The wight attack – I’m sure some will be very upset about Jojen dying early (or at all) but to me, he’s a dead man walking in the books, and it’s just a matter of time. So it doesn’t feel like a drastic alteration. The fight was amazing, and it was great to see Meera getting to kick ass along with Hodor/Bran and Summer getting a piece of the action. All the special effects were outstanding.
Brienne vs the Hound – knock-down dirty brawl between two not-a-knights
Rory McCann – I don’t know when/if we’ll be seeing him again, but he turned in a hell of a performance tonight.
The Three-Eyed Raven scene– I cried. Really. It was perfect.

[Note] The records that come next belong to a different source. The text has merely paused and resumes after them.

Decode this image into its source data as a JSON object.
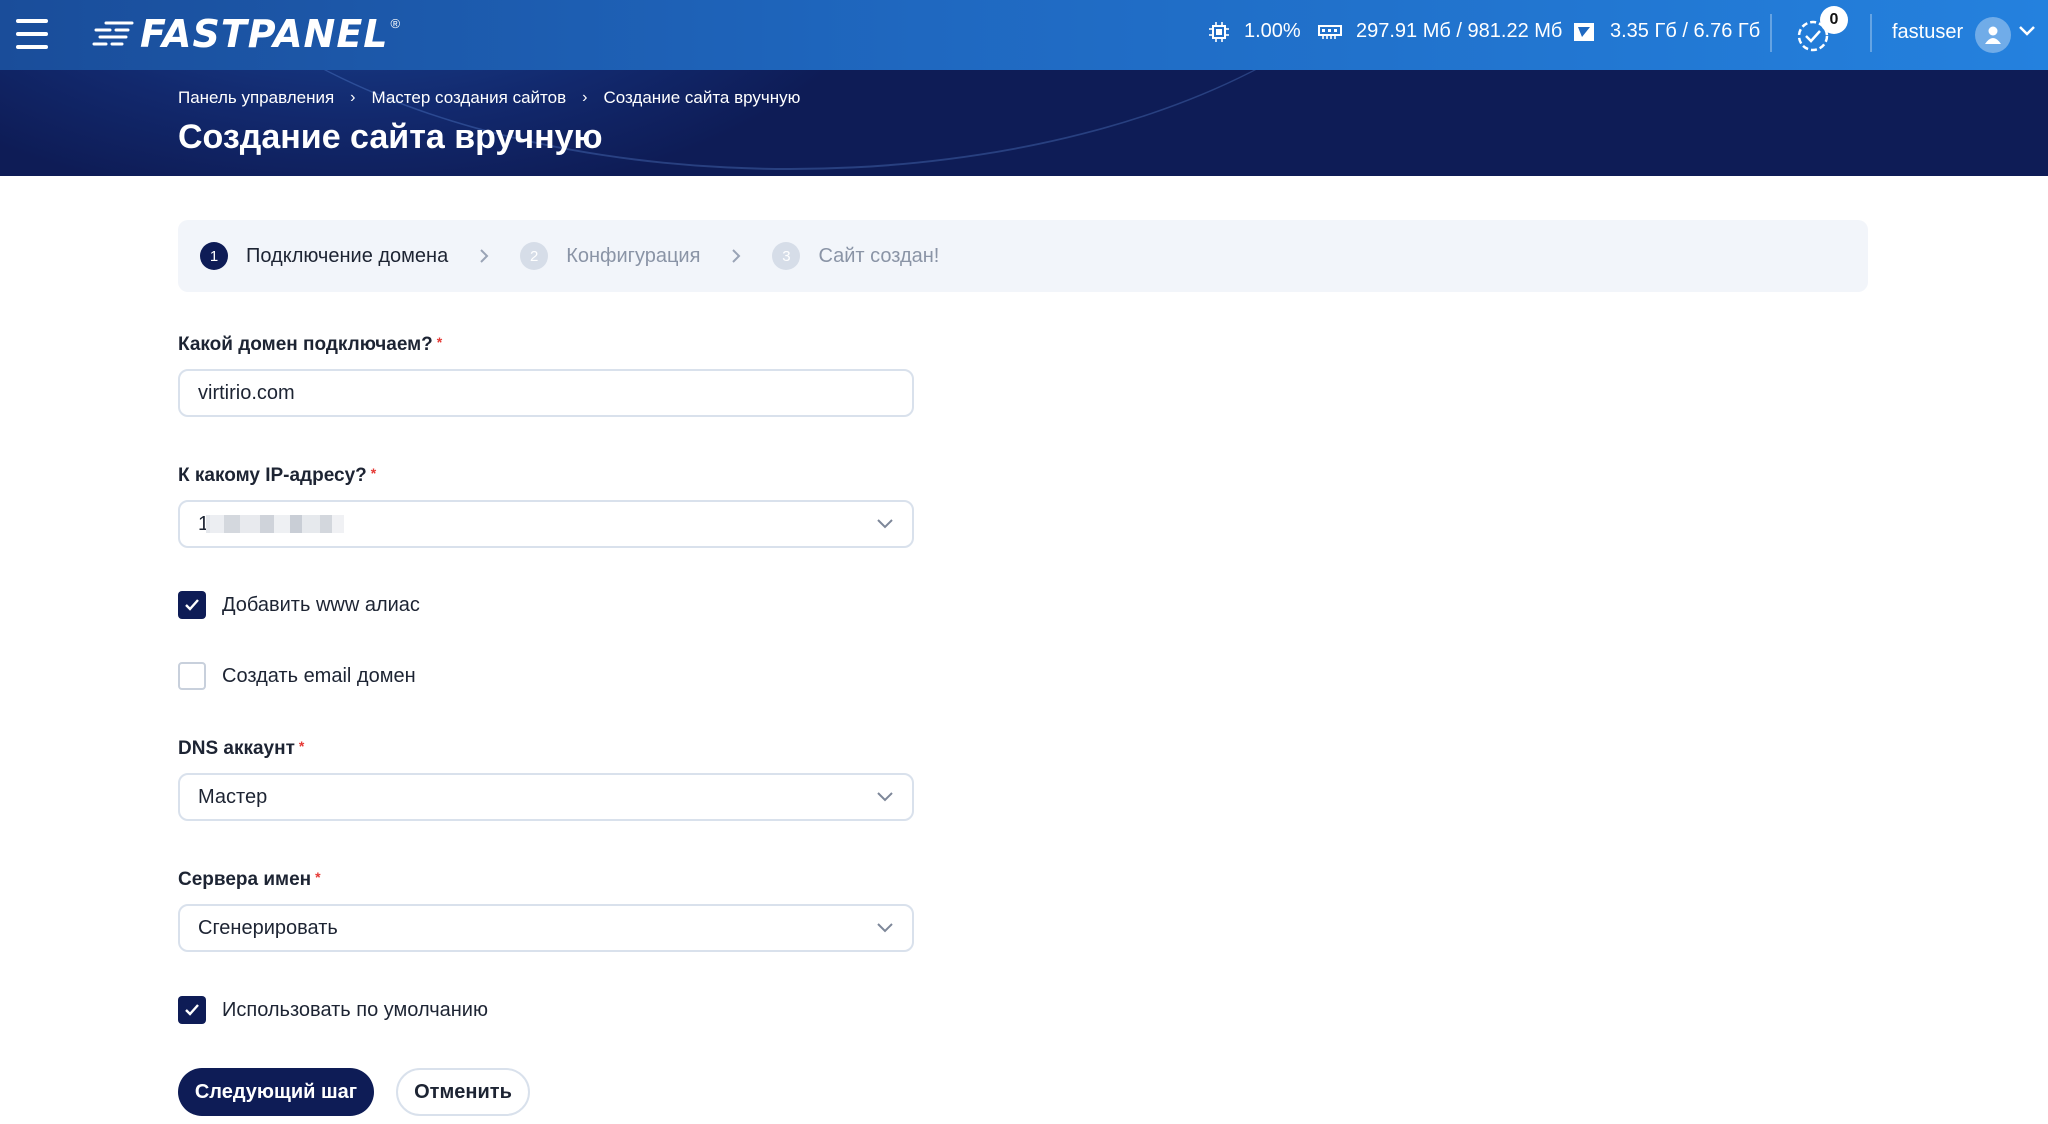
{
  "header": {
    "logo_text": "FASTPANEL",
    "logo_reg": "®",
    "cpu": "1.00%",
    "ram": "297.91 Мб / 981.22 Мб",
    "disk": "3.35 Гб / 6.76 Гб",
    "tasks_count": "0",
    "username": "fastuser"
  },
  "breadcrumb": {
    "items": [
      "Панель управления",
      "Мастер создания сайтов",
      "Создание сайта вручную"
    ],
    "separator": "›"
  },
  "page_title": "Создание сайта вручную",
  "stepper": {
    "steps": [
      {
        "num": "1",
        "label": "Подключение домена",
        "state": "active"
      },
      {
        "num": "2",
        "label": "Конфигурация",
        "state": "inactive"
      },
      {
        "num": "3",
        "label": "Сайт создан!",
        "state": "inactive"
      }
    ]
  },
  "form": {
    "domain_label": "Какой домен подключаем?",
    "domain_value": "virtirio.com",
    "ip_label": "К какому IP-адресу?",
    "ip_value_visible": "1",
    "www_alias_label": "Добавить www алиас",
    "www_alias_checked": true,
    "email_domain_label": "Создать email домен",
    "email_domain_checked": false,
    "dns_label": "DNS аккаунт",
    "dns_value": "Мастер",
    "ns_label": "Сервера имен",
    "ns_value": "Сгенерировать",
    "use_default_label": "Использовать по умолчанию",
    "use_default_checked": true,
    "required_mark": "*"
  },
  "buttons": {
    "next": "Следующий шаг",
    "cancel": "Отменить"
  },
  "colors": {
    "topbar_start": "#1a4d9a",
    "topbar_end": "#2481de",
    "navy": "#0e1c56",
    "required": "#e53935",
    "stepper_bg": "#f2f5fa"
  }
}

The funerals – I’m glad they took the time to acknowledge the losses of the Night’s Watch men (with the intriguing moment of Melisandre seeing Jon through the flames) and Ygritte.
The Children – the design of the children of the forest is very cool. I hope we see more next year.
What I Didn’t Like
Still no Stoneheart? – I guess she could turn up next year, but the longer the show takes to introduce her, the less relevant she becomes, which makes me worry more and more that they’re simply not going to have the character. And I don’t like that. It doesn’t ruin the entire finale; it’s just a disappointment.
Cersei & Jaime – The Cersei and Jaime scene left me cold and uncomfortable. Everyone has their opinion on the controversy, but the fallout from “Breaker of Chains” is undeniable. I don’t see their relationship the same way anymore, and besides that, this felt like wasted time in a packed episode. Cersei’s power play-confession with Tywin on the other hand, though a change, was one I enjoyed.
The Butterfly Effect: Tysha – The show hasn’t been talking about Tysha at all, since Tyrion told the tale of his first wife in the first season. His first marriage has been alluded to a couple times, but that’s it. A non-ASOIAF-reader is unlikely to recall it. So in this episode, we didn’t have Jaime confessing to have deceived Tyrion about Tysha. (Also severing Tyrion’s last stable relationship- his one with Jaime.) And so when Tyrion confronted Tywin, instead it’s Shae that’s being called a whore. And I have a very hard time taking Tyrion being incensed on Shae’s behalf seriously when he just killed her. Tyrion also spends a lot of time in ADWD looking back at his past, and wondering, “Where do whores go?” in the hopes that he might find Tysha eventually. That’s all effectively been written out here.